Absolutely the best rhubarb cake – Don’t eat straight away as the flavor just gets better

For spring celebrations, a succulent cake is baked from the season’s delicacy.

The rhubarb cake is decorated with strawberries and white chocolate. Roni Lehti

The delicacy of early summer is rhubarb. The refined taste of rhubarb is perfect as an ingredient for a graduation cake – and besides, it grows in many yards. Rhubarb makes a succulent and attractive cake.

Here’s the chef Risto Mikkolan take on rhubarb cake. Or one of them, because Mikkola likes to bake with this early summer sour vegetable.

– Rhubarb is really sour, but as soon as you add sugar, it turns into a symphony in your mouth, Mikkola writes.

Mikkola’s rhubarb pie is downright cake-like, because it is baked in a round loose-bottomed pan. The pie will be really juicy and moist.

– This cake is so rich that even a small piece blows up the taste palette.

Mikkola reminds that rhubarb used in cakes, pies and jams should be peeled so that the end result does not turn out to be sticks.

Tightly packed, the cake can be stored in the refrigerator. Its taste only gets better if it is allowed to brew for a couple of days. For the party, the cake is spectacularly decorated with white chocolate and strawberries.

A bubbly drink is perfect for rhubarb cake. Roni Lehti

Collected rhubarb should be eaten immediately. If you want to preserve rhubarb, it must be stored at 0–1 degrees, which prevents water from evaporating. If preserved in this way, rhubarb will last for about 2–3 weeks.

Remember that only the stems of rhubarb are eaten. The leaves are poisonous and should not be used for cooking or as food bases on table settings.
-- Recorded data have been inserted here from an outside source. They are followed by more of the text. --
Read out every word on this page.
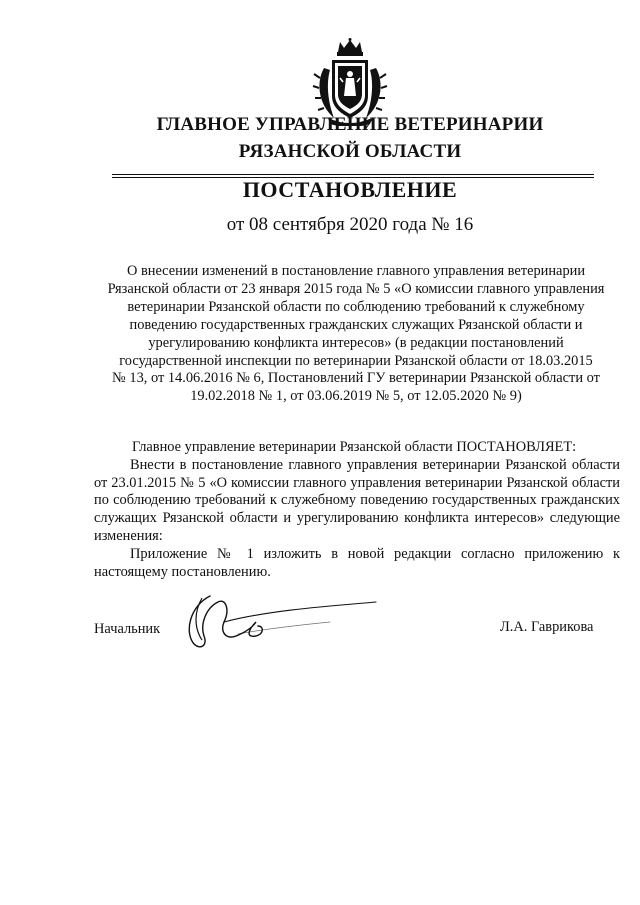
ГЛАВНОЕ УПРАВЛЕНИЕ ВЕТЕРИНАРИИ
РЯЗАНСКОЙ ОБЛАСТИ
ПОСТАНОВЛЕНИЕ
от 08 сентября 2020 года № 16
О внесении изменений в постановление главного управления ветеринарии
Рязанской области от 23 января 2015 года № 5 «О комиссии главного управления
ветеринарии Рязанской области по соблюдению требований к служебному
поведению государственных гражданских служащих Рязанской области и
урегулированию конфликта интересов» (в редакции постановлений
государственной инспекции по ветеринарии Рязанской области от 18.03.2015
№ 13, от 14.06.2016 № 6, Постановлений ГУ ветеринарии Рязанской области от
19.02.2018 № 1, от 03.06.2019 № 5, от 12.05.2020 № 9)

Главное управление ветеринарии Рязанской области ПОСТАНОВЛЯЕТ:

Внести в постановление главного управления ветеринарии Рязанской области от 23.01.2015 № 5 «О комиссии главного управления ветеринарии Рязанской области по соблюдению требований к служебному поведению государственных гражданских служащих Рязанской области и урегулированию конфликта интересов» следующие изменения:

Приложение № 1 изложить в новой редакции согласно приложению к настоящему постановлению.

Начальник	Л.А. Гаврикова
Although the rhubarb season starts in May, it lasts throughout the summer. The last stems can still hang on the autumn ears.

Rhubarb cake

26 cm springform pan

250 g of flour

2 tablespoons of baking powder

½ tsp salt

60 g of melted butter

60 g rapeseed oil

100 g of brown sugar

50 g of sugar

200 g cream cheese

the seeds of half a vanilla pod

300 g of rhubarb

1. Mix together the flour, baking powder and salt.

2. In another bowl, beat the melted butter, vanilla seeds, oil and sugars until smooth. Mix ¾ of the dry ingredients with the liquids.

3. Roll the rhubarb in the remaining dry ingredients. Now mix everything together.

4. Line the bottom of the cake pan with baking paper and put the dough in the pan, crumble crumble on top and bake for 45 minutes. Test with a stick for doneness. Take the cake out of the oven, let it cool and remove from the pan.

Crumble

1 dl wheat flour

6 tablespoons of brown sugar

50 g of butter

a pinch of salt

1. Mix all the crumble ingredients together and put in the fridge.

2. Heat the oven to 160 degrees. Peel the rhubarb and cut them into pieces about 1 cm in size.

Jammed rhubarb

200 g of rhubarb

100 g of water

50 g apple cider vinegar

100 g jam sugar

1. Peel the rhubarb. Put the vinegar, water and rhubarb peels in a pot and boil for 20 minutes. Strain the stock. Put the stock, jam sugar and chopped rhubarb in the pot, boil for 20 minutes, cool.

White chocolate ganache

100 g of whipped cream

20 g of glucose

half a vanilla pod, opened and seeds scraped out

20 g of butter

220 g of white chocolate

1. Boil the cream, invert sugar and vanilla bean. Cover with plastic wrap and leave to season for 15 minutes.

2. Heat the mixture again and pour parts over the chocolate, mix until smooth. Add butter when the mixture is hand warm. Cool and put in a piping bag.

Gancia Asti, Italy (€13.59)

The sweet Italian sparkling wine Gancia is in place when you celebrate and you want softness, sweet fruitiness and a moderate alcohol percentage from a sparkling wine.

It is also an excellent sparkling wine for sweet treats and strawberry desserts.